The report, published today, shows that annual UK house price growth slowed to +0.6%, last month compared to +9.6% in June 2022.

Zoopla says weaker demand and rising supply are to blame for the slowdown.

The HPI shows that the South of England is bearing the brunt, with house prices falling across all regions.

In commuter markets such as a Southend and Watford, prices are falling by as much as – 1.5% and -1.2% respectively.

This is in stark contrast to the rest of the country, where house prices in more affordable areas continue to register annual house price growth of over 1%

While the 18% decline in buyer demand is less extreme than that recorded after the 2022 mini-budget, year on year it is down by 40%.

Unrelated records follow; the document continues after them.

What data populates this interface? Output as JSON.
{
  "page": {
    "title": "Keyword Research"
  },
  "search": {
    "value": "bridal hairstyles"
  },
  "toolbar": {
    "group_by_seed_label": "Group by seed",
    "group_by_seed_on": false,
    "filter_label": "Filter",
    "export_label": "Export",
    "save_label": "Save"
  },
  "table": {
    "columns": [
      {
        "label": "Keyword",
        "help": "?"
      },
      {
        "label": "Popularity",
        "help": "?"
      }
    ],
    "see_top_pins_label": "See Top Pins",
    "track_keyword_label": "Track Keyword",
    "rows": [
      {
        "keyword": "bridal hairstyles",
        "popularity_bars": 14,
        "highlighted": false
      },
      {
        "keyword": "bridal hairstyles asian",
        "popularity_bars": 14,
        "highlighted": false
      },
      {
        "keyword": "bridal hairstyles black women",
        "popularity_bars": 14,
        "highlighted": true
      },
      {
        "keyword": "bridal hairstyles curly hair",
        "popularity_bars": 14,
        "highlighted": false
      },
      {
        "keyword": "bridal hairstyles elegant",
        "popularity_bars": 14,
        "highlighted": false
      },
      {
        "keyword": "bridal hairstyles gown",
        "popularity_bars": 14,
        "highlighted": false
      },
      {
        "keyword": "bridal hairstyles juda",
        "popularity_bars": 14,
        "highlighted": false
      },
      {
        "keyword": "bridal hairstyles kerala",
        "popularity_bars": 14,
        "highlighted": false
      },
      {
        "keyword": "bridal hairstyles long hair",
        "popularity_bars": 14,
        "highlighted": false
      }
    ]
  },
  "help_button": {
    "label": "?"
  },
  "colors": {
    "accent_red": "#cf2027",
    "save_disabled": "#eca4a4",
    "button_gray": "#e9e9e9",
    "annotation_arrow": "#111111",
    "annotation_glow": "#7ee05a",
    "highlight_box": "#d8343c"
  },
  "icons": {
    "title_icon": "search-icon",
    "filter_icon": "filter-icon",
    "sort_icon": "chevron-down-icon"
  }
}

However, Zoopla says committed buyers and sellers remain in the market, with sales agreed only 17% lower than this time last year.

With more households priced out of the market, reducing demand and pushing prices lower, some would-be buyers are delaying moving.

According to Zoopla, sales volumes are expected to be 23% lower in 2023 compared to 2022, while buyers are also shifting to smaller, lower value homes.

As a result, new sales of three- and four-bedroom family homes are down by up to 41% when compared to the same time period (the last four weeks) over the last five years.

Zoopla says this is generally down to buyers taking a ‘wait and see’ approach to the market.

According to the HPI, UK house prices are expected to be 5% lower than predicted in 2023.

Zoopla executive director Richard Donnell says: “Higher mortgage rates have hit home buyer demand once again after a sustained improvement over the spring as mortgage rates fell to 4%.

“House prices increased slightly over the last three months to June, but higher mortgage rates and weaker demand mean we expect a return of modest price falls in H2.

“Overall, we expect prices to be 5% lower by the end of the year, still 15% higher than pre-pandemic levels.

“The impact of higher mortgage rates is far from uniform across the country. It all depends on housing affordability in local housing markets.

“Activity levels and prices in Southern England have been hit hardest by higher borrowing costs while the most affordable parts of the UK continue to see prices rising slowly.”

Chestertons head of sales Matt Thompson says: “Although there still is a vast number of buyers wanting to move as soon as possible, rising interest rates have forced others to be more cautious, review their financial situation and calculate a more conservative budget.

“Whilst this resulted in fewer new buyers entering the market last month, we expect activity to pick up again once buyers have adjusted their criteria and lenders are bringing more products to the market again.

“Recently, the property market has been predominantly driven by buyers who are seeking a home rather than an investment.

“Areas such as Battersea Park, Islington and Camden have proven popular as they offer a wide choice of property styles, nearby amenities, transport links and schools.”